CHARLOTTE, N.C. — Meg Robertson is one of the good ones: she works as a life coach, but also regularly works with non-profits and does good wherever she can.
She’s taking the same approach with her new cancer diagnosis — using it for good.
“I have two lumps in my right breast and something suspicious in my left," Robertson said.
She wants women to hear her story – and learn from it.
“My regular mammogram that I do every march was canceled because of COVID," she said.
The 47-year-old mother of three admits she just forgot about it and probably would have waited until next March if not for a news article she read.
“It said people are missing colonoscopies and mammograms and things that are preventative," Robertson said. "That’s when I thought I’ve gotta get back in there.”
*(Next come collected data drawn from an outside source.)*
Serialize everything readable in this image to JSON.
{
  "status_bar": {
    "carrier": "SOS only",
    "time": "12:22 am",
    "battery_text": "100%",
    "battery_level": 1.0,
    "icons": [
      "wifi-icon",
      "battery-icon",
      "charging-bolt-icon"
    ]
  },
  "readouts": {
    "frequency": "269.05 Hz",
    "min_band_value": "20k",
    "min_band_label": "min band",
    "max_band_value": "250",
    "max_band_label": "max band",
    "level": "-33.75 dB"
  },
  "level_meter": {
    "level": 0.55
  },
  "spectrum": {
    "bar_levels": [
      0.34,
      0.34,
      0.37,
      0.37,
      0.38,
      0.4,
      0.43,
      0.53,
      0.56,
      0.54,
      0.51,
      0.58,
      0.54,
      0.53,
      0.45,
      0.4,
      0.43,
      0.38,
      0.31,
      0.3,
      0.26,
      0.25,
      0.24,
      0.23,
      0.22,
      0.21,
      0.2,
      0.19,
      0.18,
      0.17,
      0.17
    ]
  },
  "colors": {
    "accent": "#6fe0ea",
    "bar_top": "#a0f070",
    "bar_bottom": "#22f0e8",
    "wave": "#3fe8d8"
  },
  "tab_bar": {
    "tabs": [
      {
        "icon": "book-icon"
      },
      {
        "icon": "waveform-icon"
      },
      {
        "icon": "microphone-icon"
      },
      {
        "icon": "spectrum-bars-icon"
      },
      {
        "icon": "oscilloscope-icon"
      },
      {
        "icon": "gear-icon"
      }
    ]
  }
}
Her oncologist Dr. Peter Turk from Novant Hospitals said had she waited until next year, the cancer could have gotten worse.
“It would have increased her stage, increased her risk of needing chemotherapy, and potentially increased her risk of not making it through this whole process," Turk said.
Robertson said she now feels called to inform others.
“I think that’s one of the reasons I’m pushing mammograms so hard," she said. "The earlier women catch it, the less impact its gonna have on their lives."
Because she’s so active, Robertson is opting for a double mastectomy — doing everything she can to make sure the cancer doesn’t come back.
“I’m extremely hopeful," Robertson said. "I have a heightened sense of awareness about my relationships with people, and an explosion of gratitude because there are so many things in life you take for granted and when you have a life-altering moment it helps you have a new perspective.”
Right now, Robertson doesn’t know if she’ll have to do radiation or chemotherapy — she’ll know more after her surgery.